第43章 お別れ
「大丈夫かい?」
『うん、大丈夫』
私達は、細長く奥へと延びる薄明りの部屋の端についたみたいだ。
『ここはどこ?』
「紹介したいんだ。ユウミならきっと気に入るよ」
トムが、左右一対になったヘビの彫刻が施された柱の間を進んでいくので私もそれについていく。最後の一対の柱のところまで来ると、部屋の天井に届くほど高く聳える石像が壁を背にして立っていた。
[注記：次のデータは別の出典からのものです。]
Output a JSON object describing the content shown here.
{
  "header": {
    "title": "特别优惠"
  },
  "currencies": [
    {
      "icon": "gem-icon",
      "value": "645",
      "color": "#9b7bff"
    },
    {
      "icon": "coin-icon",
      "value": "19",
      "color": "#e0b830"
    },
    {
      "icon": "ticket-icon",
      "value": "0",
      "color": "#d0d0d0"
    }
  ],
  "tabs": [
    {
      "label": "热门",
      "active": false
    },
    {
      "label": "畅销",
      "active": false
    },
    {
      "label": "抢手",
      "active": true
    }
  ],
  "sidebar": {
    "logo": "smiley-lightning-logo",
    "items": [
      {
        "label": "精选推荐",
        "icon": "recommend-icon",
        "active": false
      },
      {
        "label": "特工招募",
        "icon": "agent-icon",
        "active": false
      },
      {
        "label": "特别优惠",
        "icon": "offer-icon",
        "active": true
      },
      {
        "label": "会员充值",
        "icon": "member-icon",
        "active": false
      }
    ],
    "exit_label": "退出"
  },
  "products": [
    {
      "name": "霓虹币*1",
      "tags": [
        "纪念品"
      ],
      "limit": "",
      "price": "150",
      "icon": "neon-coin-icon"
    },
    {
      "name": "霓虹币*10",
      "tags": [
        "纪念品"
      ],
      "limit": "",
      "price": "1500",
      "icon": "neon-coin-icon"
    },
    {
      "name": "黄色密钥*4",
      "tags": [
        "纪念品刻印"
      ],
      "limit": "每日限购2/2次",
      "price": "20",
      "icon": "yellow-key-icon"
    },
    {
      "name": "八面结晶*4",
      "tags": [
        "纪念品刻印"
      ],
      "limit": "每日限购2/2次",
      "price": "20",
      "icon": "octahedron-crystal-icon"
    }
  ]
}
もう一度問いかけようとした私を制したトムは、石像に向かってまたパーセルタングを話し出す。何かが、奥のほうからズルズルと這い出してきた。あっと思ったときには遅く、そこから出てきたのはとても大きなヘビだ。
『...ヘビ...?』
「そう、バジリスクだよ。知っているかい?」
『バジリスク?!』
眼を直視すると死んでしまうというバジリスクだと聞いて、驚いて振り向く。しかし、眼をしっかりと瞑っていた。
「大丈夫だよ、眼は閉じるように言ってあるから」
『触っても大丈夫かな?』
私がトムに問うと、トムは頷く。それを見た私はゆっくりとバジリスクに近づき、そっと撫でる。そこから、パーセルタングを話せない私は、トムが声をかけてくれた日にバジリスクとたびたび会って、トムを通して仲良くなったのだった。
『うーん...』
「あら、また痛むの?」
部屋で頭を押さえていた私に、ソニアが問いかける。それに軽く頷く。ここ最近、頭がたまに痛みを訴えていた。原因は不明だ。
『でも、大丈夫』
「無理しないのよ?」
『ありがとう』
ソニアに笑みを浮かべた。
イースター休暇も終わり、そろそろ学年末試験が近づいてきたある日のことだ。
『トム!』
「どうしたの?」
談話室で読書をしていたトムに話しかけると、本から目を離して首を傾げる。
『あのね、これから図書館で試験勉強するんだけど...』
「いいよ。行こうか」
トムは私が最後まで言い終える前に、優しく微笑んで言った。それに大きく頷いてトムと共に、図書館へ向かう。図書館へと来た私はトムにわからないところを教えてもらいながら、勉強を真面目にしていた。
『...っ』
「ユウミ?」
しかし、今までにない頭の痛みが襲ってきたため顔を歪める。それを見たトムが心配そうに声をかけてくれた。